Dr. Leopold-Lucas-Preis 2001 an Michael Theunissen

Michael Seifert Hochschulkommunikation
Eberhard Karls Universität Tübingen

    Universität Tübingen zeichnet den Berliner Philosophen aus

    Am Dienstag, dem 15. Mai 2001, verleiht die Evangelisch-Theologische Fakultät im Namen der EBERHARD KARLS UNIVERSITÄT TÜBINGEN den in diesem Jahr erstmals mit 70.000 DM dotierten Dr. Leopold-Lucas-Preis an den Berliner Philosophen Prof. Dr. Michael Theunissen.

    Die Fakultät zeichnet Michael Theunissen, wie es in der Verleihungsurkunde heißt, aus, "in Würdigung seiner Beiträge zur Öffnung der jüdisch-christlichen und der philosophischen Traditionen des Daseinsverstehens für einander, zur Vermittlung ihres Erfahrungsgehalts an die Gegenwart, zur Erhellung und Kritik heutiger Kultur im Licht dieser Erfahrungen und zur Verständigung zwischen den Kulturen."

    Der Festakt aus Anlass der Preisverleihung findet um 15.15 Uhr im Festsaal der Neuen Aula, Wilhelmstr. 7, statt. Die Laudatio auf den Preisträger hält der Dekan der Evangelisch-Theologischen Fakultät, Prof. Dr. Eilert Herms. Theunissen wird in seinem Festvortrag über "Reichweite und Grenzen der Erinnerung" sprechen.

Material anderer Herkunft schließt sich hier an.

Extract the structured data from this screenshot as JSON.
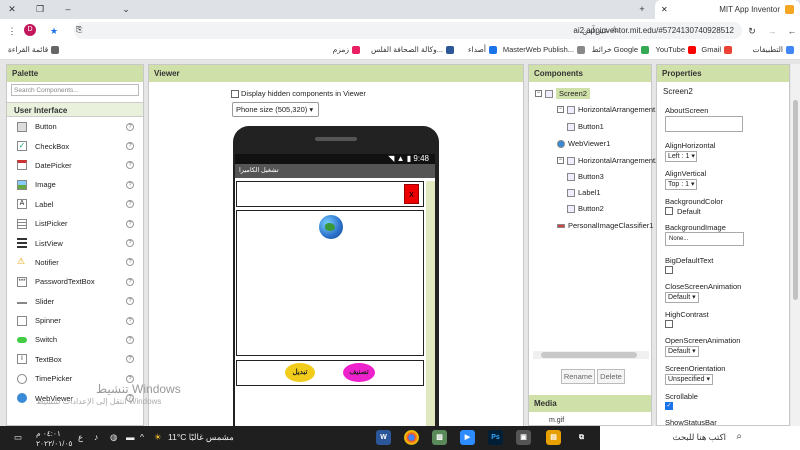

    Der Dr. Leopold-Lucas-Preis würdigt alljährlich hervorragende Leistungen auf dem Gebiet der Theologie, der Geistesgeschichte, der Geschichtsforschung und der Philosophie. Er ehrt dabei insbesondere Persönlichkeiten, die zur Förderung der Beziehungen zwischen Menschen und Völkern wesentlich beigetragen und sich durch Veröffentlichungen um die Verbreitung des Toleranzgedankens verdient gemacht haben. Zu den bisherigen Preisträgern gehörten namhafte Wissenschaftler wie Karl Rahner, Paul Ricoeur, Raimund Popper oder Michael Walzer, aber auch hervorragende politische Repräsentanten des Geistes und der Kultur wie Richard von Weizsäcker, Léopold Sédor Senghor, der frühere senegalesische Staatspräsident, oder Tenzin Gyatso, der 14. Dalai Lama. Die Auszeichnung wurde 1972 von dem am 9. Juli 1998 verstorbenen Generalkonsul Franz D. Lucas, ehemals Ehrensenator der Eberhard Karls Universität, zum 100. Geburtstag seines in Theresienstadt umgekommenen Vaters, des jüdischen Gelehrten und Rabbiners Dr. Leopold Lucas, gestiftet.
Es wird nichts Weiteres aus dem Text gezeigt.